| Author/Contributor(s): | Shapiro, Shain |
| Publisher: | Duncan Baird Publishers |
| Date: | 2/9/2027 |
| Binding: | Paperback |
| Condition: | NEW |
Can music save the world?
After twenty years working with governments around the world, music thought leader Shain Shapiro come to a surprising conclusion: music isn't entertainment. It's infrastructure. Like roads or clean water, music quietly supports society every day. We only notice its importance when something starts to fail. And today, two things are failing.
The music we consume privately - “my music” songs, played through streaming services and in our headphones - does far more neurological, social and economic work than we recognise. Meanwhile the music we make together, “our music” - the choir, the jam session, the lullaby, the funeral song - is decaying and disappearing. As shared musical experiences decline, so do the trust, connection and the shared practice of listening to one another that collective life depends on.

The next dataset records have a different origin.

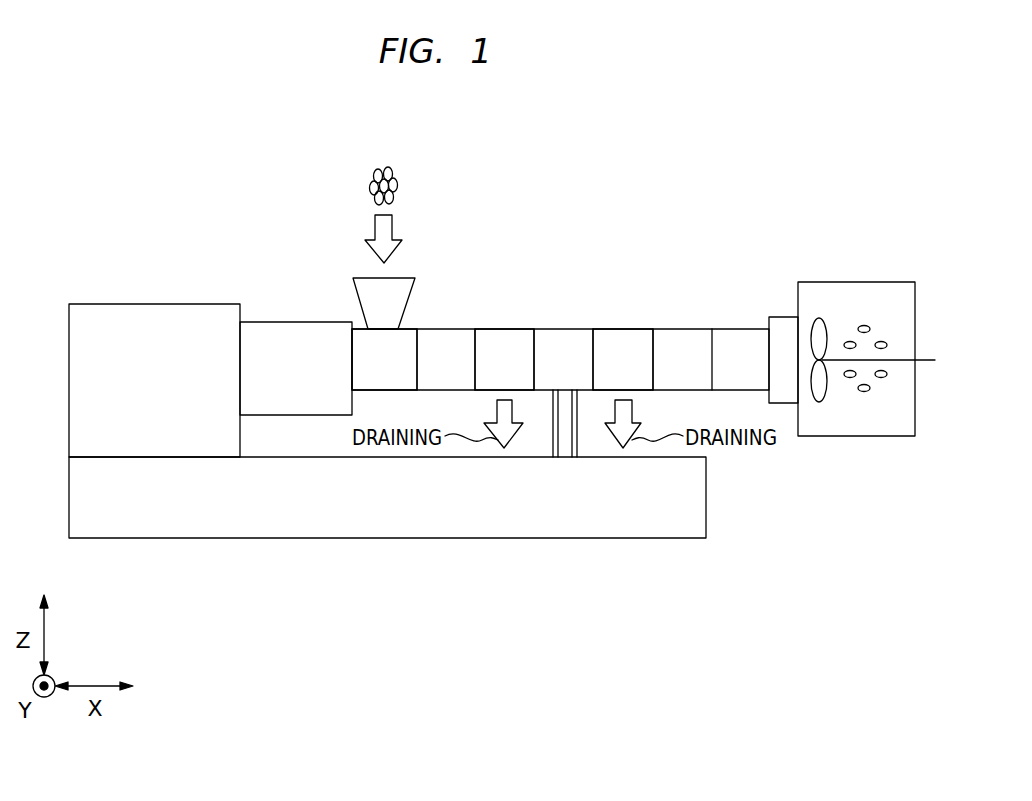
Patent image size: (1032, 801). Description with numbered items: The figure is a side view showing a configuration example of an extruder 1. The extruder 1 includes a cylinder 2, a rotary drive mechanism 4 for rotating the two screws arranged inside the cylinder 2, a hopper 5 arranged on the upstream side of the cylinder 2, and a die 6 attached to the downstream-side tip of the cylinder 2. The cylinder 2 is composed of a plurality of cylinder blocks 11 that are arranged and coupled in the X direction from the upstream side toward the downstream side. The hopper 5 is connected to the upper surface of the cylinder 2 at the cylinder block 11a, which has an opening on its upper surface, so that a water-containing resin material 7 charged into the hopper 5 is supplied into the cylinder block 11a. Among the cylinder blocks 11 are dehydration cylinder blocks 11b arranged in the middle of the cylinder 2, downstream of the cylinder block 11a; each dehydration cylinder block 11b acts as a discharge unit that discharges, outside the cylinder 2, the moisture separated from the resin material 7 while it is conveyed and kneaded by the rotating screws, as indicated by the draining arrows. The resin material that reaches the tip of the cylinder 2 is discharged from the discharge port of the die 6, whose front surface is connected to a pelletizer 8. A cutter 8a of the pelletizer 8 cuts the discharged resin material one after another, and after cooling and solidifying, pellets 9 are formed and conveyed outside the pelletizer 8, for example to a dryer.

The extruder 1 is at (784, 213).
The cylinder 2 is at (544, 328).
The rotary drive mechanism 4 is at (277, 335).
The hopper 5 is at (353, 281).
The die 6 is at (785, 330).
The resin material 7 is at (392, 169).
The pelletizer 8 is at (906, 281).
The cutter 8a is at (819, 403).
The pellets 9 is at (865, 324).
The cylinder blocks 11 is at (447, 347).
The cylinder block 11a is at (372, 370).
The dehydration cylinder block 11b is at (497, 347).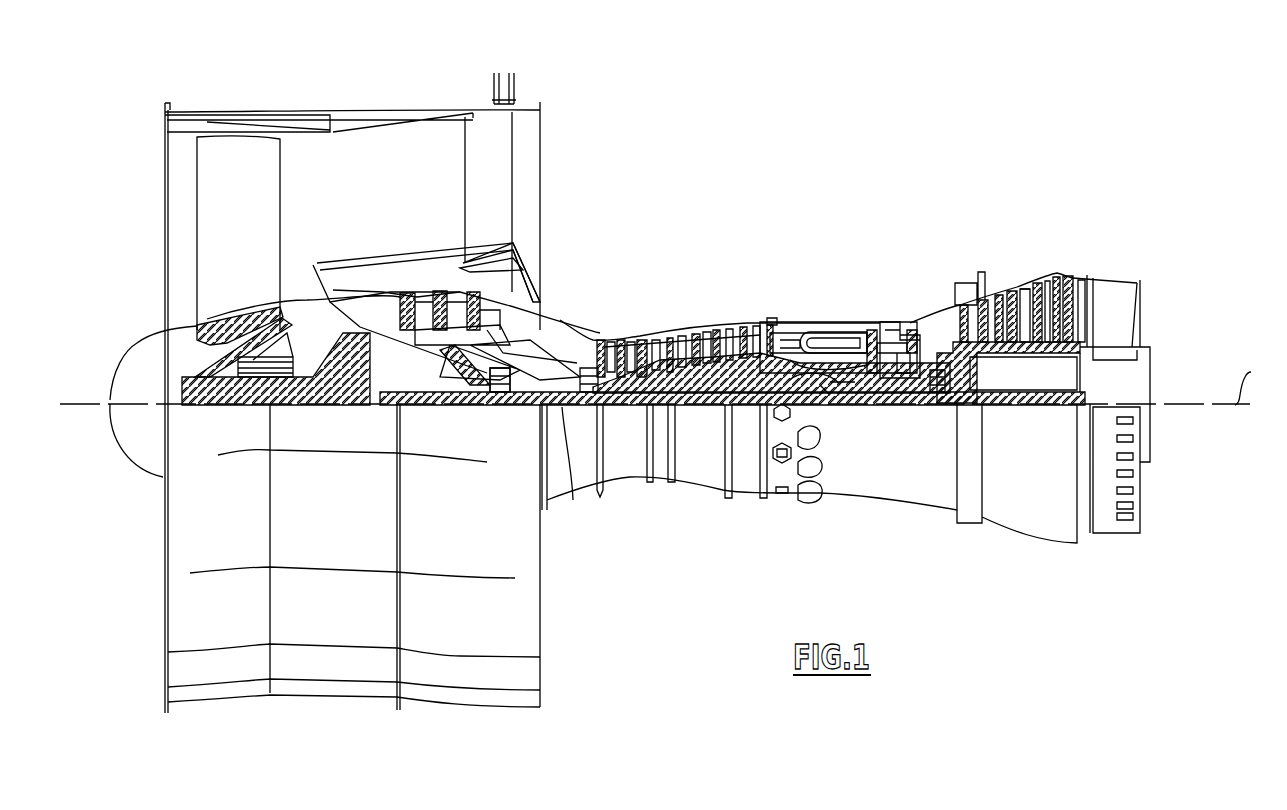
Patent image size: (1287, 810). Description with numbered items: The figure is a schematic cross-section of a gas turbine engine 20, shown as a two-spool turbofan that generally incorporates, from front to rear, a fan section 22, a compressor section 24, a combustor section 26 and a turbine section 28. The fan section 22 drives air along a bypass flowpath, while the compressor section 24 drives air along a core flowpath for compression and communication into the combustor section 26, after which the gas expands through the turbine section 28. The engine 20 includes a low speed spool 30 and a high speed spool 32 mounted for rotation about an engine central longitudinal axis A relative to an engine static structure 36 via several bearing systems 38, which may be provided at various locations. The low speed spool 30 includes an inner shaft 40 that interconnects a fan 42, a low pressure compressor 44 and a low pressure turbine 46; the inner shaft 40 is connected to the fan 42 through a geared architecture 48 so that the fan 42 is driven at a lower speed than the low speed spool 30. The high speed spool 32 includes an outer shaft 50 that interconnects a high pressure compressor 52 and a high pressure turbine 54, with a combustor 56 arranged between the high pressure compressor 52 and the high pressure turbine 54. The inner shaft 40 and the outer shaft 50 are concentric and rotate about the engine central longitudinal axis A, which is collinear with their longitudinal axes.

How Music Can Save the World travels from Lagos and Bogotá to schools, care homes and communities across Europe, exploring what happens when we treat music as what it demonstrably is: one of humanity's most powerful forms of social infrastructure.
The world has more music than ever, it is also, in the ways that matter, less musical. This book is about why that matters and how we need to use music to address the biggest problems we face.